Motion by BIRMINGHAM DIVISION:
That this meeting believes the Government’s10-Year Health Plan for England threatens the independent contractor status of GPs and:-
i) recognises the importance of independent contractor status of GPs for clinical autonomy, continuity of care, patient advocacy, GP recruitment and sustainable primary care;
ii) reaffirms the BMA’s commitment to the independent contractor model in general practice;
iii) calls for the BMA to lead a co-ordinated campaign against any proposals within the 10-Year Plan that would undermine or dismantle the independent contractor status of GPs;
iv) believes if the independent contractor status of GPs is not safeguarded, that the 10-Year Plan should be opposed.
Motion by THE AGENDA COMMITTEE (TO BE PROPOSED BY MEDICAL STUDENTS CONFERENCE AGENDA COMMITTEE):
That this meeting notes the commitment in the NHS 10-year plan to expand specialty training places and prioritise UK graduates for foundation and specialty training, and to prioritise other doctors who have worked in the NHS for a significant period for specialty training.

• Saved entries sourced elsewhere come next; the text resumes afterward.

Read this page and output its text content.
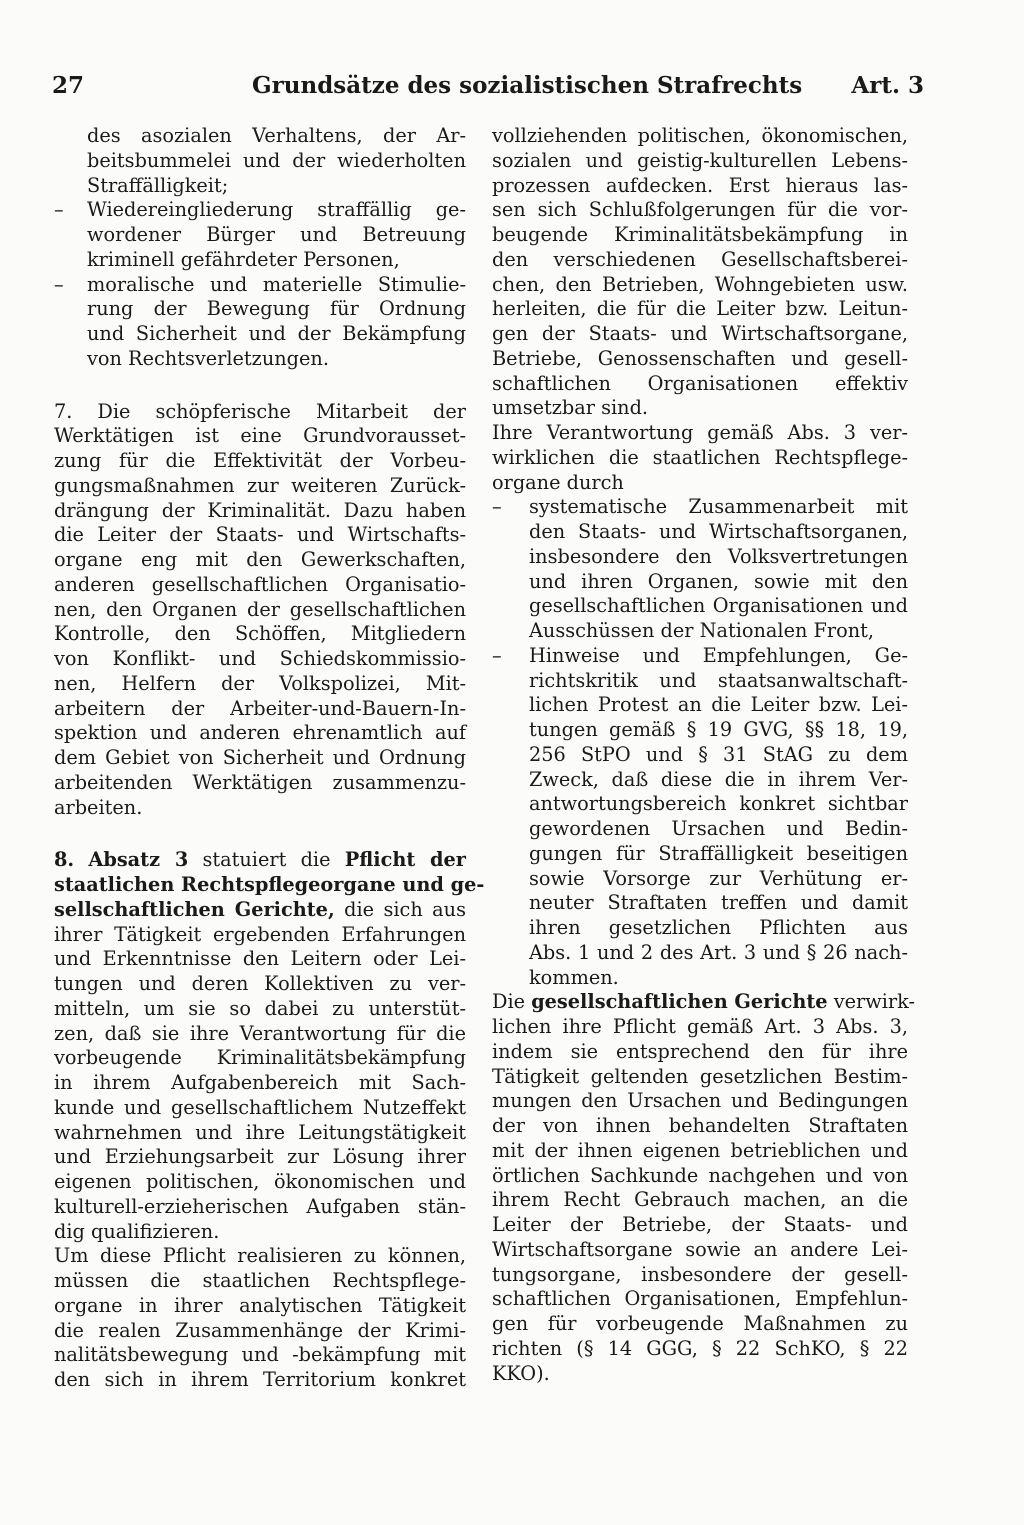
27	Grundsätze des sozialistischen Strafrechts Art. 3
des asozialen Verhaltens, der Ar-
beitsbummelei und der wiederholten
Straffälligkeit;
–	Wiedereingliederung straffällig ge-
wordener Bürger und Betreuung
kriminell gefährdeter Personen,
–	moralische und materielle Stimulie-
rung der Bewegung für Ordnung
und Sicherheit und der Bekämpfung
von Rechtsverletzungen.
7. Die schöpferische Mitarbeit der
Werktätigen ist eine Grundvorausset-
zung für die Effektivität der Vorbeu-
gungsmaßnahmen zur weiteren Zurück-
drängung der Kriminalität. Dazu haben
die Leiter der Staats- und Wirtschafts-
organe eng mit den Gewerkschaften,
anderen gesellschaftlichen Organisatio-
nen, den Organen der gesellschaftlichen
Kontrolle, den Schöffen, Mitgliedern
von Konflikt- und Schiedskommissio-
nen, Helfern der Volkspolizei, Mit-
arbeitern der Arbeiter-und-Bauern-In-
spektion und anderen ehrenamtlich auf
dem Gebiet von Sicherheit und Ordnung
arbeitenden Werktätigen zusammenzu-
arbeiten.
8. Absatz 3 statuiert die Pflicht der
staatlichen Rechtspflegeorgane und ge-
sellschaftlichen Gerichte, die sich aus
ihrer Tätigkeit ergebenden Erfahrungen
und Erkenntnisse den Leitern oder Lei-
tungen und deren Kollektiven zu ver-
mitteln, um sie so dabei zu unterstüt-
zen, daß sie ihre Verantwortung für die
vorbeugende Kriminalitätsbekämpfung
in ihrem Aufgabenbereich mit Sach-
kunde und gesellschaftlichem Nutzeffekt
wahrnehmen und ihre Leitungstätigkeit
und Erziehungsarbeit zur Lösung ihrer
eigenen politischen, ökonomischen und
kulturell-erzieherischen Aufgaben stän-
dig qualifizieren.
Um diese Pflicht realisieren zu können,
müssen die staatlichen Rechtspflege-
organe in ihrer analytischen Tätigkeit
die realen Zusammenhänge der Krimi-
nalitätsbewegung und -bekämpfung mit
den sich in ihrem Territorium konkret
vollziehenden politischen, ökonomischen,
sozialen und geistig-kulturellen Lebens-
prozessen aufdecken. Erst hieraus las-
sen sich Schlußfolgerungen für die vor-
beugende Kriminalitätsbekämpfung in
den verschiedenen Gesellschaftsberei-
chen, den Betrieben, Wohngebieten usw.
herleiten, die für die Leiter bzw. Leitun-
gen der Staats- und Wirtschaftsorgane,
Betriebe, Genossenschaften und gesell-
schaftlichen Organisationen effektiv
umsetzbar sind.
Ihre Verantwortung gemäß Abs. 3 ver-
wirklichen die staatlichen Rechtspflege-
organe durch
–	systematische Zusammenarbeit mit
den Staats- und Wirtschaftsorganen,
insbesondere den Volksvertretungen
und ihren Organen, sowie mit den
gesellschaftlichen Organisationen und
Ausschüssen der Nationalen Front,
–	Hinweise und Empfehlungen, Ge-
richtskritik und staatsanwaltschaft-
lichen Protest an die Leiter bzw. Lei-
tungen gemäß § 19 GVG, §§ 18, 19,
256 StPO und § 31 StAG zu dem
Zweck, daß diese die in ihrem Ver-
antwortungsbereich konkret sichtbar
gewordenen Ursachen und Bedin-
gungen für Straffälligkeit beseitigen
sowie Vorsorge zur Verhütung er-
neuter Straftaten treffen und damit
ihren gesetzlichen Pflichten aus
Abs. 1 und 2 des Art. 3 und § 26 nach-
kommen.
Die gesellschaftlichen Gerichte verwirk-
lichen ihre Pflicht gemäß Art. 3 Abs. 3,
indem sie entsprechend den für ihre
Tätigkeit geltenden gesetzlichen Bestim-
mungen den Ursachen und Bedingungen
der von ihnen behandelten Straftaten
mit der ihnen eigenen betrieblichen und
örtlichen Sachkunde nachgehen und von
ihrem Recht Gebrauch machen, an die
Leiter der Betriebe, der Staats- und
Wirtschaftsorgane sowie an andere Lei-
tungsorgane, insbesondere der gesell-
schaftlichen Organisationen, Empfehlun-
gen für vorbeugende Maßnahmen zu
richten (§ 14 GGG, § 22 SchKO, § 22
KKO).
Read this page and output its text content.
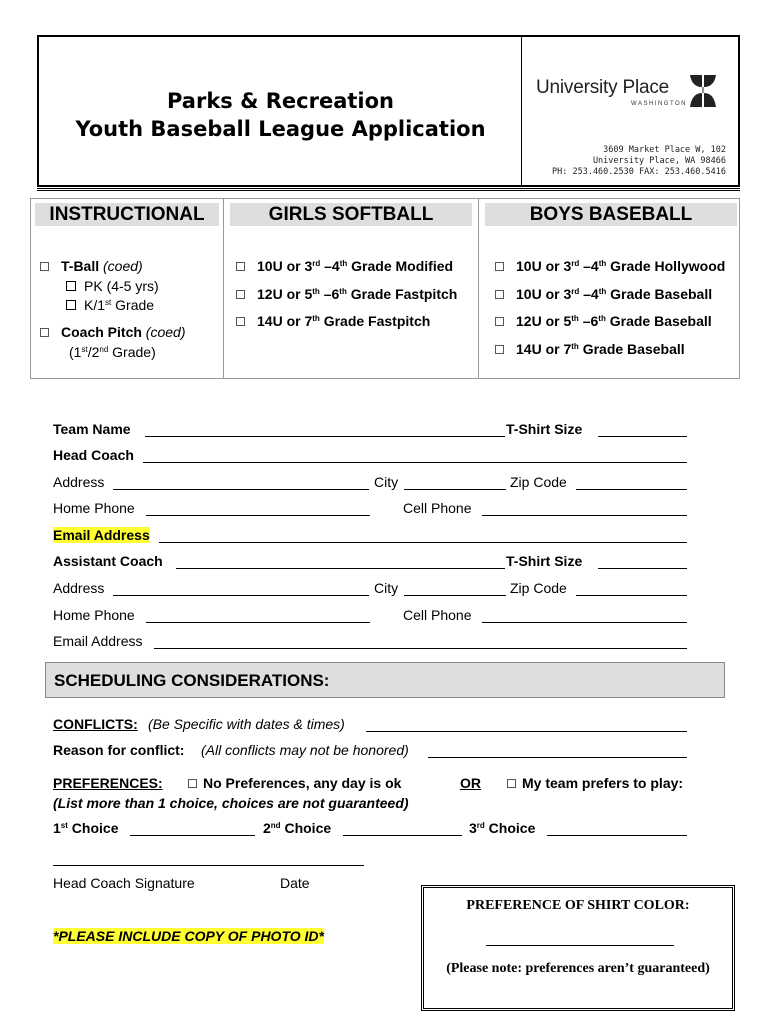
Parks & Recreation
Youth Baseball League Application
University Place
WASHINGTON
3609 Market Place W, 102
University Place, WA 98466
PH: 253.460.2530 FAX: 253.460.5416
INSTRUCTIONAL
T-Ball (coed)
PK (4-5 yrs)
K/1st Grade
Coach Pitch (coed)
(1st/2nd Grade)
GIRLS SOFTBALL
10U or 3rd –4th Grade Modified
12U or 5th –6th Grade Fastpitch
14U or 7th Grade Fastpitch
BOYS BASEBALL
10U or 3rd –4th Grade Hollywood
10U or 3rd –4th Grade Baseball
12U or 5th –6th Grade Baseball
14U or 7th Grade Baseball
Team Name	T-Shirt Size
Head Coach
Address	City	Zip Code
Home Phone	Cell Phone
Email Address
Assistant Coach	T-Shirt Size
Address	City	Zip Code
Home Phone	Cell Phone
Email Address
SCHEDULING CONSIDERATIONS:
CONFLICTS: (Be Specific with dates & times)
Reason for conflict: (All conflicts may not be honored)
PREFERENCES:	No Preferences, any day is ok	OR	My team prefers to play:
(List more than 1 choice, choices are not guaranteed)
1st Choice	2nd Choice	3rd Choice
Head Coach Signature	Date
*PLEASE INCLUDE COPY OF PHOTO ID*
PREFERENCE OF SHIRT COLOR:
(Please note: preferences aren’t guaranteed)
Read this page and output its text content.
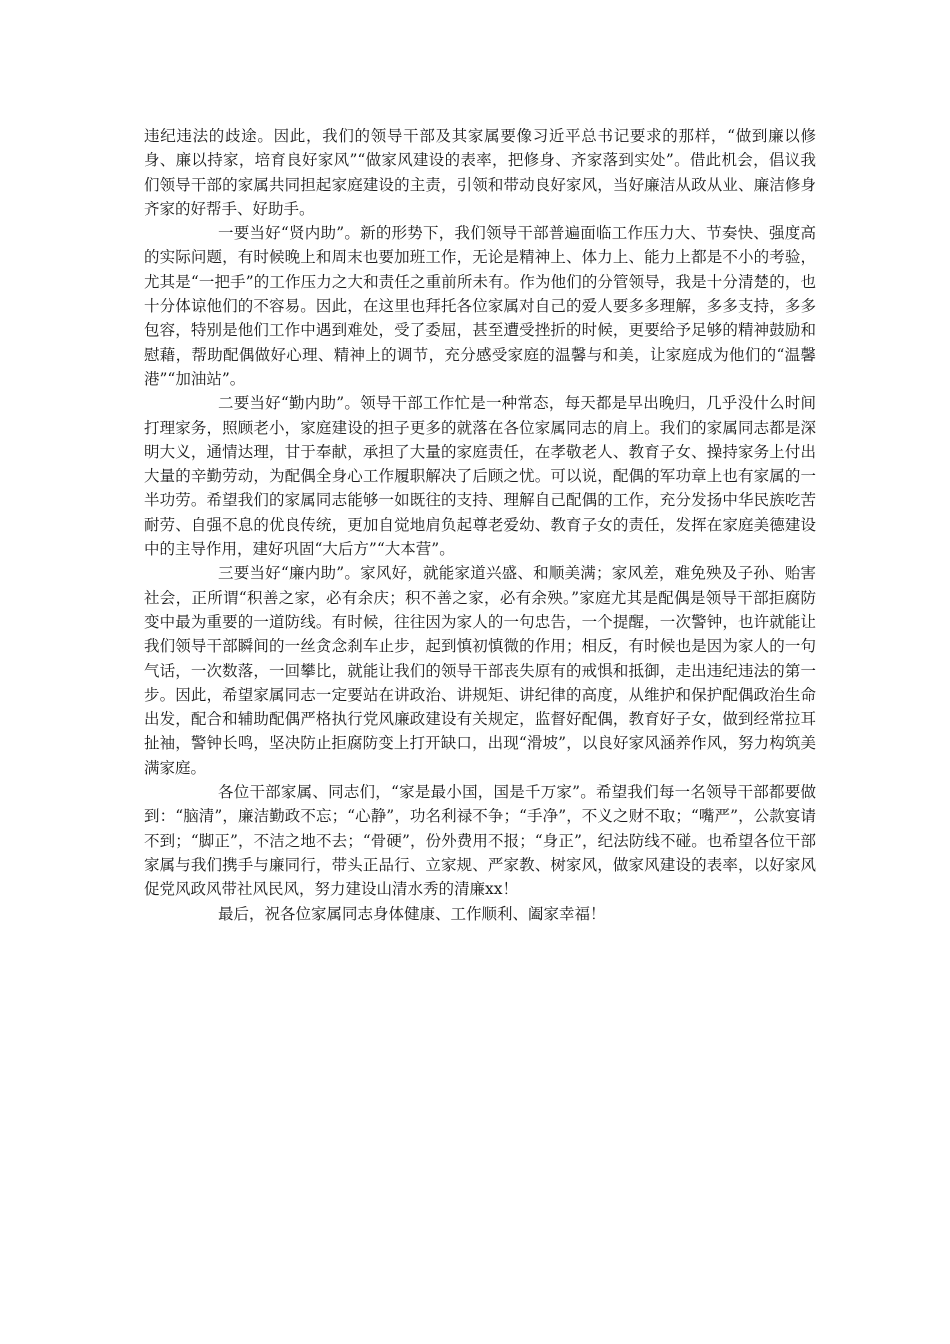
违纪违法的歧途。因此，我们的领导干部及其家属要像习近平总书记要求的那样，“做到廉以修身、廉以持家，培育良好家风”“做家风建设的表率，把修身、齐家落到实处”。借此机会，倡议我们领导干部的家属共同担起家庭建设的主责，引领和带动良好家风，当好廉洁从政从业、廉洁修身齐家的好帮手、好助手。

一要当好“贤内助”。新的形势下，我们领导干部普遍面临工作压力大、节奏快、强度高的实际问题，有时候晚上和周末也要加班工作，无论是精神上、体力上、能力上都是不小的考验，尤其是“一把手”的工作压力之大和责任之重前所未有。作为他们的分管领导，我是十分清楚的，也十分体谅他们的不容易。因此，在这里也拜托各位家属对自己的爱人要多多理解，多多支持，多多包容，特别是他们工作中遇到难处，受了委屈，甚至遭受挫折的时候，更要给予足够的精神鼓励和慰藉，帮助配偶做好心理、精神上的调节，充分感受家庭的温馨与和美，让家庭成为他们的“温馨港”“加油站”。

二要当好“勤内助”。领导干部工作忙是一种常态，每天都是早出晚归，几乎没什么时间打理家务，照顾老小，家庭建设的担子更多的就落在各位家属同志的肩上。我们的家属同志都是深明大义，通情达理，甘于奉献，承担了大量的家庭责任，在孝敬老人、教育子女、操持家务上付出大量的辛勤劳动，为配偶全身心工作履职解决了后顾之忧。可以说，配偶的军功章上也有家属的一半功劳。希望我们的家属同志能够一如既往的支持、理解自己配偶的工作，充分发扬中华民族吃苦耐劳、自强不息的优良传统，更加自觉地肩负起尊老爱幼、教育子女的责任，发挥在家庭美德建设中的主导作用，建好巩固“大后方”“大本营”。

三要当好“廉内助”。家风好，就能家道兴盛、和顺美满；家风差，难免殃及子孙、贻害社会，正所谓“积善之家，必有余庆；积不善之家，必有余殃。”家庭尤其是配偶是领导干部拒腐防变中最为重要的一道防线。有时候，往往因为家人的一句忠告，一个提醒，一次警钟，也许就能让我们领导干部瞬间的一丝贪念刹车止步，起到慎初慎微的作用；相反，有时候也是因为家人的一句气话，一次数落，一回攀比，就能让我们的领导干部丧失原有的戒惧和抵御，走出违纪违法的第一步。因此，希望家属同志一定要站在讲政治、讲规矩、讲纪律的高度，从维护和保护配偶政治生命出发，配合和辅助配偶严格执行党风廉政建设有关规定，监督好配偶，教育好子女，做到经常拉耳扯袖，警钟长鸣，坚决防止拒腐防变上打开缺口，出现“滑坡”，以良好家风涵养作风，努力构筑美满家庭。

各位干部家属、同志们，“家是最小国，国是千万家”。希望我们每一名领导干部都要做到：“脑清”，廉洁勤政不忘；“心静”，功名利禄不争；“手净”，不义之财不取；“嘴严”，公款宴请不到；“脚正”，不洁之地不去；“骨硬”，份外费用不报；“身正”，纪法防线不碰。也希望各位干部家属与我们携手与廉同行，带头正品行、立家规、严家教、树家风，做家风建设的表率，以好家风促党风政风带社风民风，努力建设山清水秀的清廉xx！

最后，祝各位家属同志身体健康、工作顺利、阖家幸福！
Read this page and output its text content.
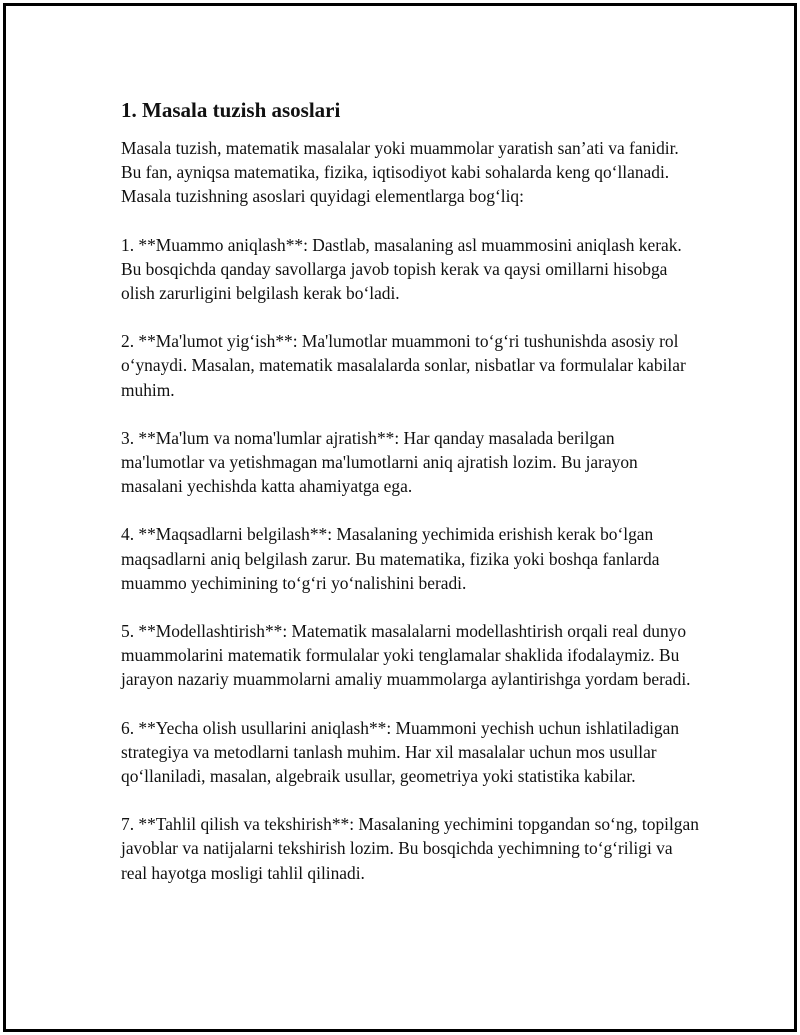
1. Masala tuzish asoslari

Masala tuzish, matematik masalalar yoki muammolar yaratish san’ati va fanidir. Bu fan, ayniqsa matematika, fizika, iqtisodiyot kabi sohalarda keng qo‘llanadi. Masala tuzishning asoslari quyidagi elementlarga bog‘liq:

1. **Muammo aniqlash**: Dastlab, masalaning asl muammosini aniqlash kerak. Bu bosqichda qanday savollarga javob topish kerak va qaysi omillarni hisobga olish zarurligini belgilash kerak bo‘ladi.

2. **Ma'lumot yig‘ish**: Ma'lumotlar muammoni to‘g‘ri tushunishda asosiy rol o‘ynaydi. Masalan, matematik masalalarda sonlar, nisbatlar va formulalar kabilar muhim.

3. **Ma'lum va noma'lumlar ajratish**: Har qanday masalada berilgan ma'lumotlar va yetishmagan ma'lumotlarni aniq ajratish lozim. Bu jarayon masalani yechishda katta ahamiyatga ega.

4. **Maqsadlarni belgilash**: Masalaning yechimida erishish kerak bo‘lgan maqsadlarni aniq belgilash zarur. Bu matematika, fizika yoki boshqa fanlarda muammo yechimining to‘g‘ri yo‘nalishini beradi.

5. **Modellashtirish**: Matematik masalalarni modellashtirish orqali real dunyo muammolarini matematik formulalar yoki tenglamalar shaklida ifodalaymiz. Bu jarayon nazariy muammolarni amaliy muammolarga aylantirishga yordam beradi.

6. **Yecha olish usullarini aniqlash**: Muammoni yechish uchun ishlatiladigan strategiya va metodlarni tanlash muhim. Har xil masalalar uchun mos usullar qo‘llaniladi, masalan, algebraik usullar, geometriya yoki statistika kabilar.

7. **Tahlil qilish va tekshirish**: Masalaning yechimini topgandan so‘ng, topilgan javoblar va natijalarni tekshirish lozim. Bu bosqichda yechimning to‘g‘riligi va real hayotga mosligi tahlil qilinadi.
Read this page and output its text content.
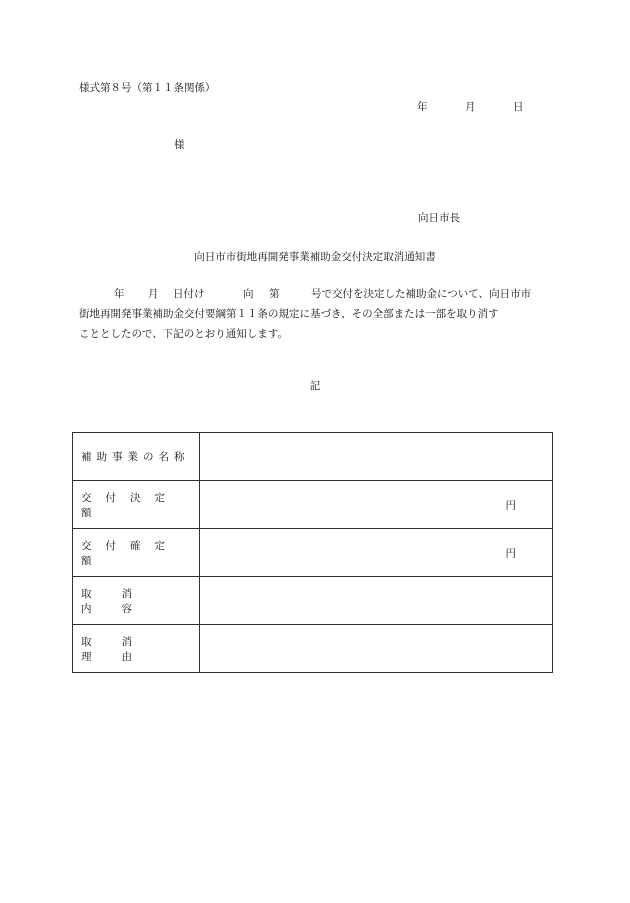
様式第８号（第１１条関係）
年	月	日
様
向日市長
向日市市街地再開発事業補助金交付決定取消通知書
年 月 日付け	向 第	号で交付を決定した補助金について、向日市市
街地再開発事業補助金交付要綱第１１条の規定に基づき、その全部または一部を取り消す
こととしたので、下記のとおり通知します。
記
補助事業の名称	
交付決定額	円

交付確定額	円

取消内容	
取消理由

However, it is concerned that the proposed expansion will not adequately address issues with postgraduate recruitment nor create a sustainable medical workforce, and condemns the current mass unemployment of doctors across the UK. Therefore, this meeting calls upon Governments to:-
i) implement UK medical school graduate prioritisation for the UKFP26 and specialty training 2026 round 1 recruitment cycles; ii) expand foundation and specialty training places in line with medical school growth, pausing further medical school expansion until this is achieved;
iii) create a long-term workforce plan to model the number of senior doctors required in the future and fund the corresponding number of medical school, foundation and specialty training places.